Créer un nouveau compte en ligne, inscrire son adresse mail, puis son mot de passe… c’est devenu une procédure routinière sur Internet. Le genre de chose qu’on fait vite et sans y penser. Sauf que d’après une étude réalisée par Deloitte en 2013, 91% de nos comptes seraient vulnérables. En cause? Nos mots de passe, trop faciles à deviner (qui n’a jamais utilisé sa date de naissance, «azerty» ou «123456» ?) et souvent toujours le même. «Si les sites de banques et les boîtes mail sont plutôt sécurisés, il suffit généralement aux pirates d’aller récupérer votre password sur un site marchand où la protection est plus faible, pour ensuite s’introduire dans vos différents espaces personnels», prévient Jean-Michel Nomdedeu, directeur marketing du programme de confiance numérique de La Poste.
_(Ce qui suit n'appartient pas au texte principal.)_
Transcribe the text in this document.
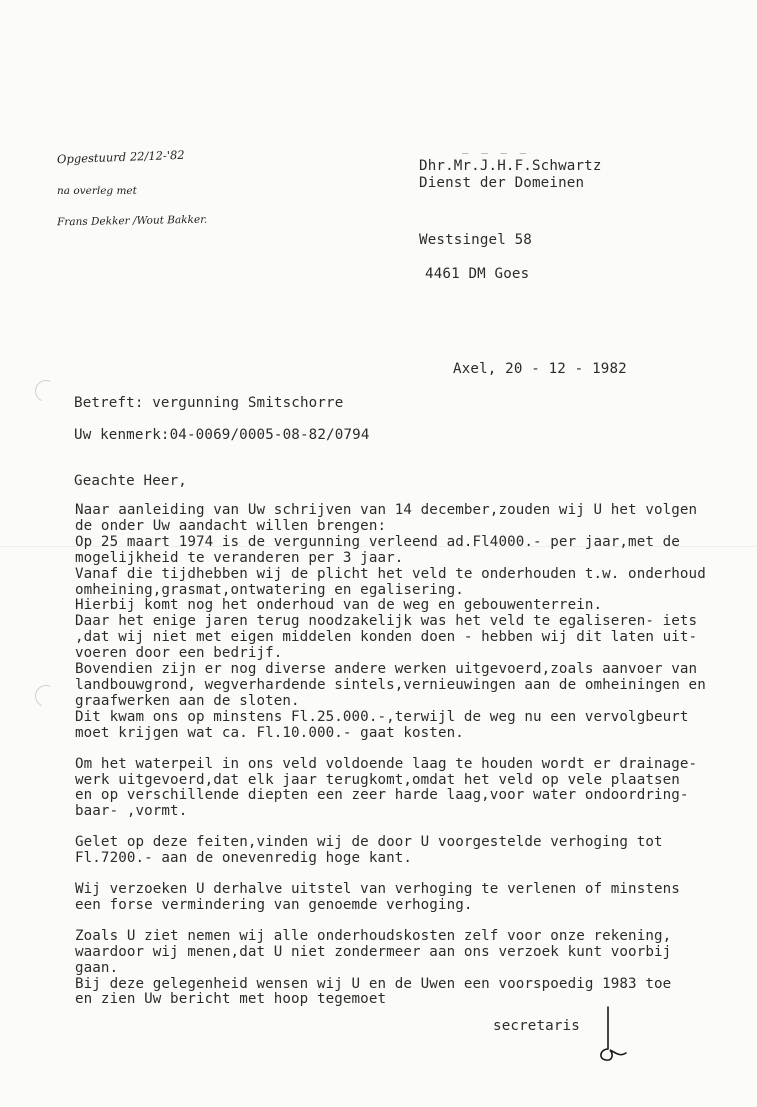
Opgestuurd 22/12-'82
na overleg met
Frans Dekker /Wout Bakker.
_ _ _ _
Dhr.Mr.J.H.F.Schwartz
Dienst der Domeinen
Westsingel 58
4461 DM Goes
Axel, 20 - 12 - 1982
Betreft: vergunning Smitschorre
Uw kenmerk:04-0069/0005-08-82/0794
Geachte Heer,
Naar aanleiding van Uw schrijven van 14 december,zouden wij U het volgen
de onder Uw aandacht willen brengen:
Op 25 maart 1974 is de vergunning verleend ad.Fl4000.- per jaar,met de
mogelijkheid te veranderen per 3 jaar.
Vanaf die tijdhebben wij de plicht het veld te onderhouden t.w. onderhoud
omheining,grasmat,ontwatering en egalisering.
Hierbij komt nog het onderhoud van de weg en gebouwenterrein.
Daar het enige jaren terug noodzakelijk was het veld te egaliseren- iets
,dat wij niet met eigen middelen konden doen - hebben wij dit laten uit-
voeren door een bedrijf.
Bovendien zijn er nog diverse andere werken uitgevoerd,zoals aanvoer van
landbouwgrond, wegverhardende sintels,vernieuwingen aan de omheiningen en
graafwerken aan de sloten.
Dit kwam ons op minstens Fl.25.000.-,terwijl de weg nu een vervolgbeurt
moet krijgen wat ca. Fl.10.000.- gaat kosten.
Om het waterpeil in ons veld voldoende laag te houden wordt er drainage-
werk uitgevoerd,dat elk jaar terugkomt,omdat het veld op vele plaatsen
en op verschillende diepten een zeer harde laag,voor water ondoordring-
baar- ,vormt.
Gelet op deze feiten,vinden wij de door U voorgestelde verhoging tot
Fl.7200.- aan de onevenredig hoge kant.
Wij verzoeken U derhalve uitstel van verhoging te verlenen of minstens
een forse vermindering van genoemde verhoging.
Zoals U ziet nemen wij alle onderhoudskosten zelf voor onze rekening,
waardoor wij menen,dat U niet zondermeer aan ons verzoek kunt voorbij
gaan.
Bij deze gelegenheid wensen wij U en de Uwen een voorspoedig 1983 toe
en zien Uw bericht met hoop tegemoet
secretaris
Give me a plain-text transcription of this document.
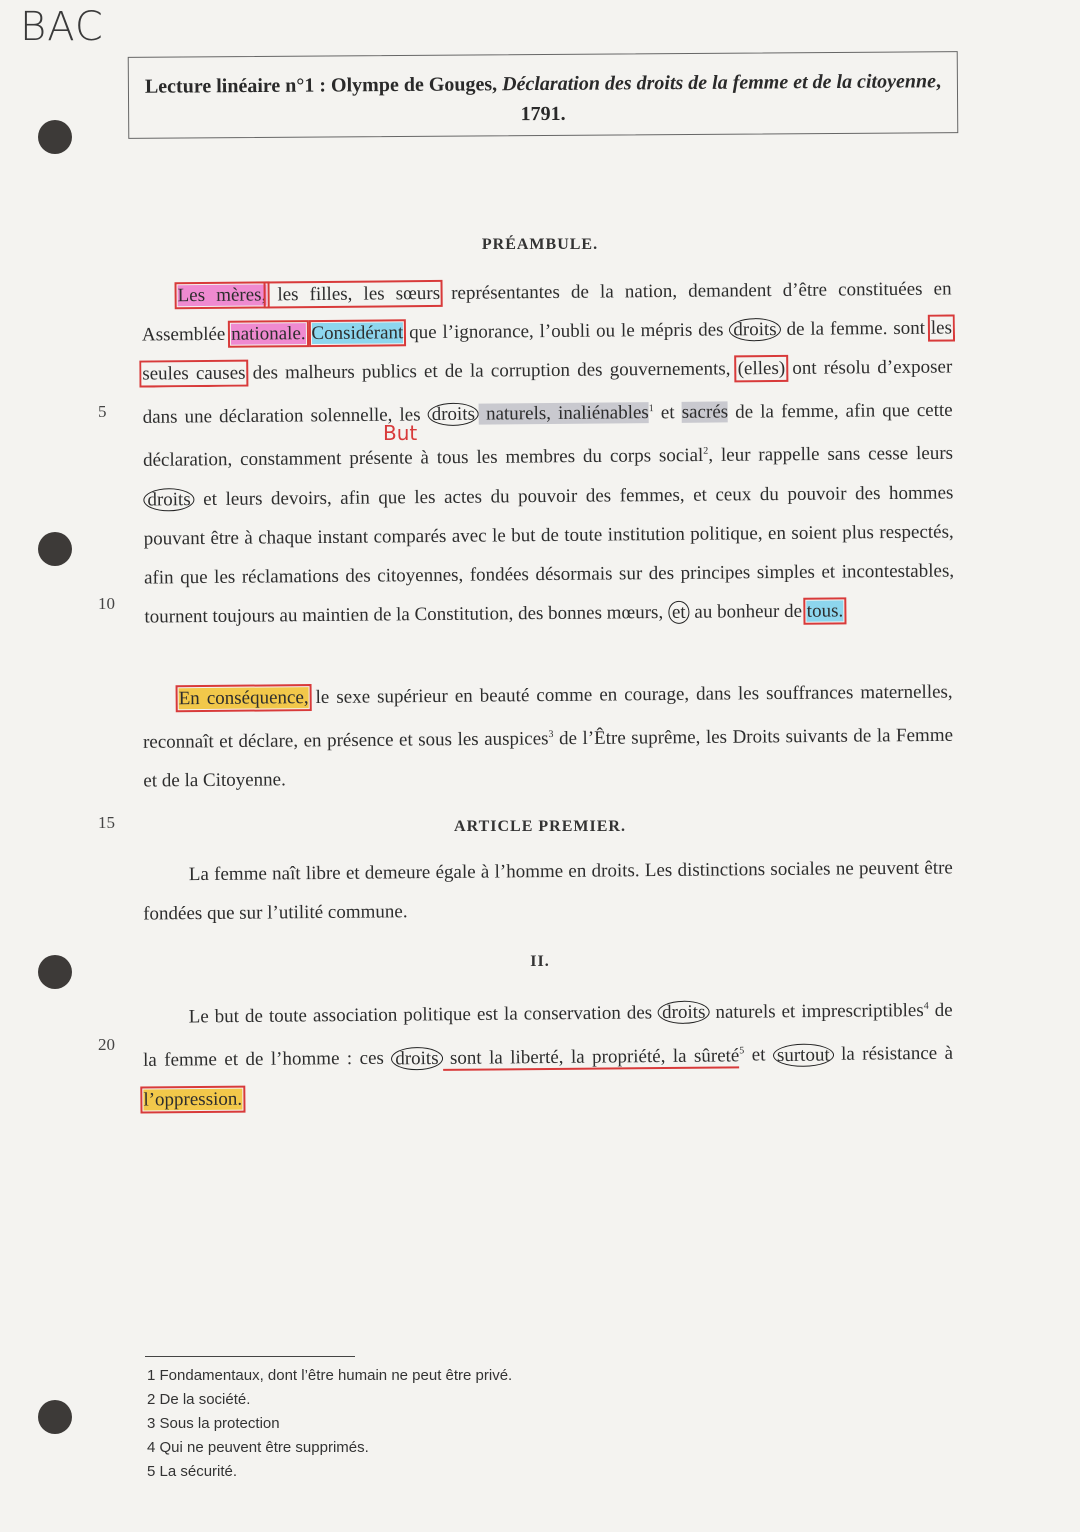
BAC
Lecture linéaire n°1 : Olympe de Gouges, Déclaration des droits de la femme et de la citoyenne, 1791.
PRÉAMBULE.
Les mères, les filles, les sœurs représentantes de la nation, demandent d’être constituées en Assemblée nationale. Considérant que l’ignorance, l’oubli ou le mépris des droits de la femme. sont les seules causes des malheurs publics et de la corruption des gouvernements, (elles) ont résolu d’exposer dans une déclaration solennelle, les droits naturels, inaliénables$^1$ et sacrés de la femme, afin que cette déclaration, constamment présente à tous les membres du corps social$^2$, leur rappelle sans cesse leurs droits et leurs devoirs, afin que les actes du pouvoir des femmes, et ceux du pouvoir des hommes pouvant être à chaque instant comparés avec le but de toute institution politique, en soient plus respectés, afin que les réclamations des citoyennes, fondées désormais sur des principes simples et incontestables, tournent toujours au maintien de la Constitution, des bonnes mœurs, et au bonheur de tous.
But
En conséquence, le sexe supérieur en beauté comme en courage, dans les souffrances maternelles, reconnaît et déclare, en présence et sous les auspices$^3$ de l’Être suprême, les Droits suivants de la Femme et de la Citoyenne.
ARTICLE PREMIER.
La femme naît libre et demeure égale à l’homme en droits. Les distinctions sociales ne peuvent être fondées que sur l’utilité commune.
II.
Le but de toute association politique est la conservation des droits naturels et imprescriptibles$^4$ de la femme et de l’homme : ces droits sont la liberté, la propriété, la sûreté$^5$ et surtout la résistance à l’oppression.
5
10
15
20
1 Fondamentaux, dont l’être humain ne peut être privé.
2 De la société.
3 Sous la protection
4 Qui ne peuvent être supprimés.
5 La sécurité.
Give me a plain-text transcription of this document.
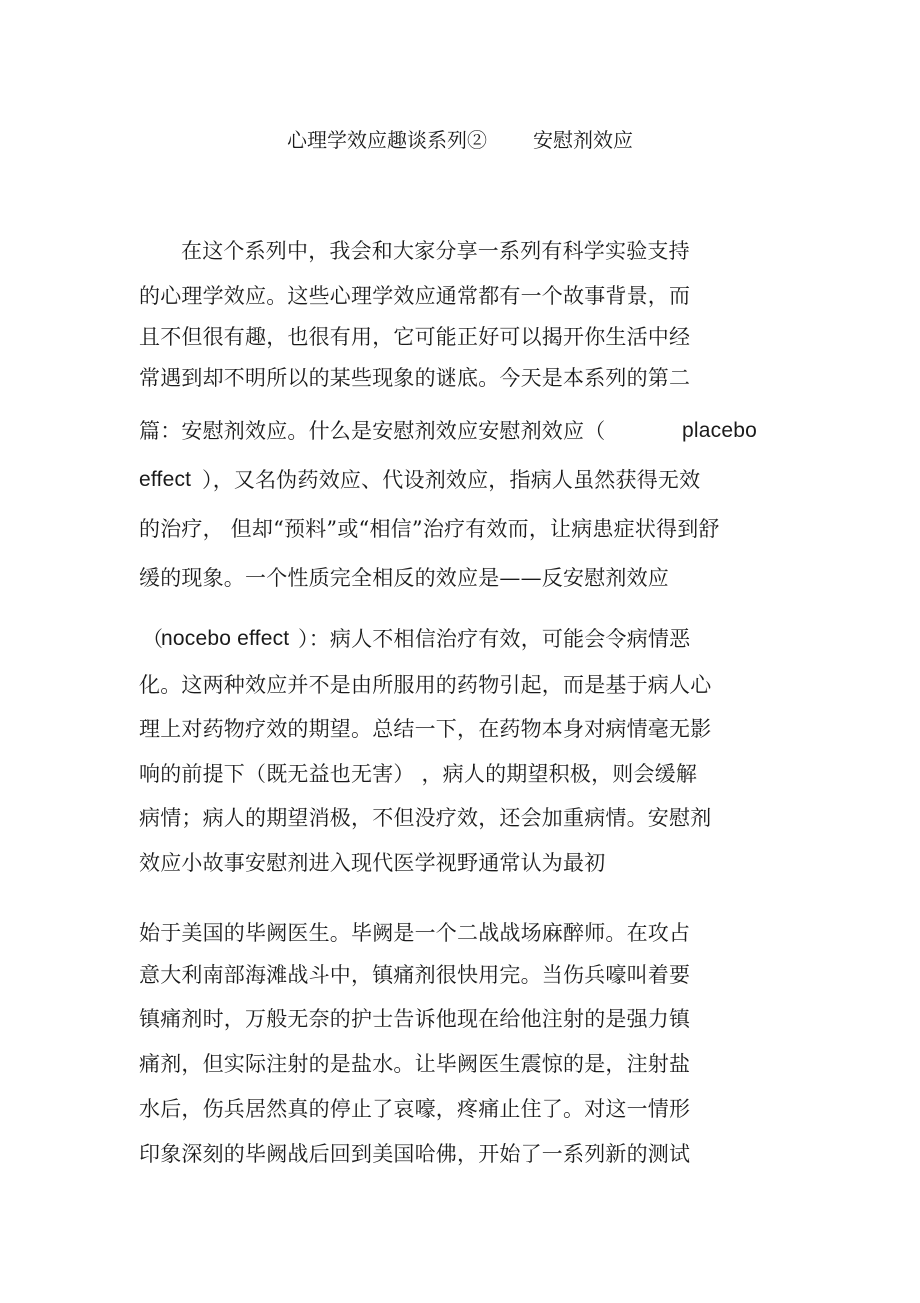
心理学效应趣谈系列② 安慰剂效应
在这个系列中，我会和大家分享一系列有科学实验支持
的心理学效应。这些心理学效应通常都有一个故事背景，而
且不但很有趣，也很有用，它可能正好可以揭开你生活中经
常遇到却不明所以的某些现象的谜底。今天是本系列的第二
篇：安慰剂效应。什么是安慰剂效应安慰剂效应（	placebo
effect ），又名伪药效应、代设剂效应，指病人虽然获得无效
的治疗， 但却“预料”或“相信”治疗有效而，让病患症状得到舒
缓的现象。一个性质完全相反的效应是——反安慰剂效应
（
nocebo effect ）：病人不相信治疗有效，可能会令病情恶
化。这两种效应并不是由所服用的药物引起，而是基于病人心
理上对药物疗效的期望。总结一下，在药物本身对病情毫无影
响的前提下（既无益也无害） ，病人的期望积极，则会缓解
病情；病人的期望消极，不但没疗效，还会加重病情。安慰剂
效应小故事安慰剂进入现代医学视野通常认为最初
始于美国的毕阙医生。毕阙是一个二战战场麻醉师。在攻占
意大利南部海滩战斗中，镇痛剂很快用完。当伤兵嚎叫着要
镇痛剂时，万般无奈的护士告诉他现在给他注射的是强力镇
痛剂，但实际注射的是盐水。让毕阙医生震惊的是，注射盐
水后，伤兵居然真的停止了哀嚎，疼痛止住了。对这一情形
印象深刻的毕阙战后回到美国哈佛，开始了一系列新的测试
Dans ce contexte, et alors que dématérialisation croissante de notre existence accroît le caractère sensible de nos données en ligne, le groupe s’est mis à réfléchir à de nouvelles formes de protection, notamment à travers sa filiale bancaire. «Les fraudes lors des paiements en ligne sont en augmentation et restent un sujet de préoccupation majeur pour les Français. Le challenge : proposer des paiements sécurisés mais également simples d’utilisation», précise Aurélien Lachaud, directeur du développement des marchés de paiement à La Banque Postale, qui expérimente plusieurs systèmes. Revue des pistes à l’étude.
La double authentification par smartphone
Pour se connecter, l’identifiant et le mot de passe ne suffisent plus. L’utilisateur de La Banque Postale doit désormais entrer sur une application smartphone dédiée un deuxième code à cinq chiffres. Relié au serveur de la banque, cette action valide l’accès au compte et la finalisation des paiements. «Si un hacker dérobe votre mot de passe, il ne pourra pas accéder à votre compte, à moins d’avoir également en main votre smartphone, son code d’accès, et votre deuxième mot de passe», précise Jean-Michel Nomdedeu.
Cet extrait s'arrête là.